Hasta 18 cartas nos permi
ten seguir paso a paso la gestación de Elektra entre 1906 y 1908. Hofmannsthal, que raramente dejó de dirigirse a su corresponsal como 'Dr. Strauss', le escribe en julio de este último año que 'el halago de ser un buen libretista, especialmente si sale de su boca, lo valoro sobremanera y me hace sentir una gran alegría'. 'El libretista nato' es el elogio literal de Strauss, 'en mi opinión el mayor halago' ya que, confiesa, 'considero mucho más difícil escribir un buen libreto que una hermosa obra teatral'. Seguir sus discusiones sobre determinados pasajes de la ópera, sobre versos concretos, sobre aspectos específicos de la prosodia, confirma que el genio no basta para que surja la obra maestra, que necesita de un largo proceso de maduración y de comprensión por ambas partes.
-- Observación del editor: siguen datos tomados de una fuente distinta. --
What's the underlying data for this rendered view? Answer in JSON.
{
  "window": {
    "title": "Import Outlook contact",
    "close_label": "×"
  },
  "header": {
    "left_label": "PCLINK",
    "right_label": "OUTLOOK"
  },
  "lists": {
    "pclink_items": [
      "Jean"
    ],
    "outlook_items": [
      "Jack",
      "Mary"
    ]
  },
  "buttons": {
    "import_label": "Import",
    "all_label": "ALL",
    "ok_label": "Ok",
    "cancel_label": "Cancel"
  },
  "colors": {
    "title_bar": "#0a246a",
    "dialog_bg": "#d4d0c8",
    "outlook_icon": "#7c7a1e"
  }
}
La correspondencia entre ambos quedaría truncada únicamente con la muerte de Hofmannsthal en 1929, acaecida tan sólo dos días después del suicidio de su hijo Franz. En su carta de condolencia a la viuda, Strauss lo califica de '¡este hombre genial, este gran poeta, este colaborador sensible, este buen amigo, este talento único! Nunca un músico encontró una ayuda y un apoyo así. Nadie podrá reemplazarlo para mí y para el mundo de la música'. En su Libro de los amigos, una colección de aforismos propios y ajenos, Hofmannsthal escribió que 'toda amistad nueva e importante opera una disgregación y una nueva integración'. Así lo certifican las más de quinientas cartas que intercambiaron -otra gran traducción pendiente-, que nos presentan a un Hofmannsthal siempre dispuesto a dar y a un Strauss deseoso de pedir. Más que frecuentar el trato asiduo y cercano, ambos decidieron intercambiar ideas, reflexiones y, como advierte Hofmannsthal, 'quien acepta un pensamiento no recibe algo, sino a alguien'.
Temores y esperanzas
ERNEST NEWMAN y George Bernard Shaw, ambos con formación musical, recursos y talento literario a raudales para ejercer la crítica, protagonizaron en las páginas de The Nation un ácido intercambio de visiones antagónicas tras el estreno británico de la Elektra straussiana en 1910, dirigido por Thomas Beecham. Para el primero, 'Strauss es tan violento que, como regla, no puede creerse lo más mínimo en su violencia. (...) Su orquesta protesta demasiado', y no duda en afirmar que 'mucha de la música es tan abominablemente fea como ruidosa'. Ya antes, desconcertado por el cambio de rumbo y la modernidad intrínseca de Salome, Newman se había preguntado si la nueva ópera de Strauss haría buenas 'nuestras mejores esperanzas o nuestros peores temores'. El autor de Pygmalion, por su parte, tras tildar la crítica de su colega de 'ridícula e idiota', confiesa poder 'soportar casi todo del señor Newman excepto que se haga pasar por la institutriz de Strauss'. Y a continuación da rienda a su entusiasmo sin cortapisas, concluyendo que Elektra es 'una protesta y un desafío contra las vilezas omnipresentes de nuestra civilización'. Como en tantas otras ocasiones, Shaw hizo gala de su finísimo instinto musical y el tiempo acabó por darle la razón.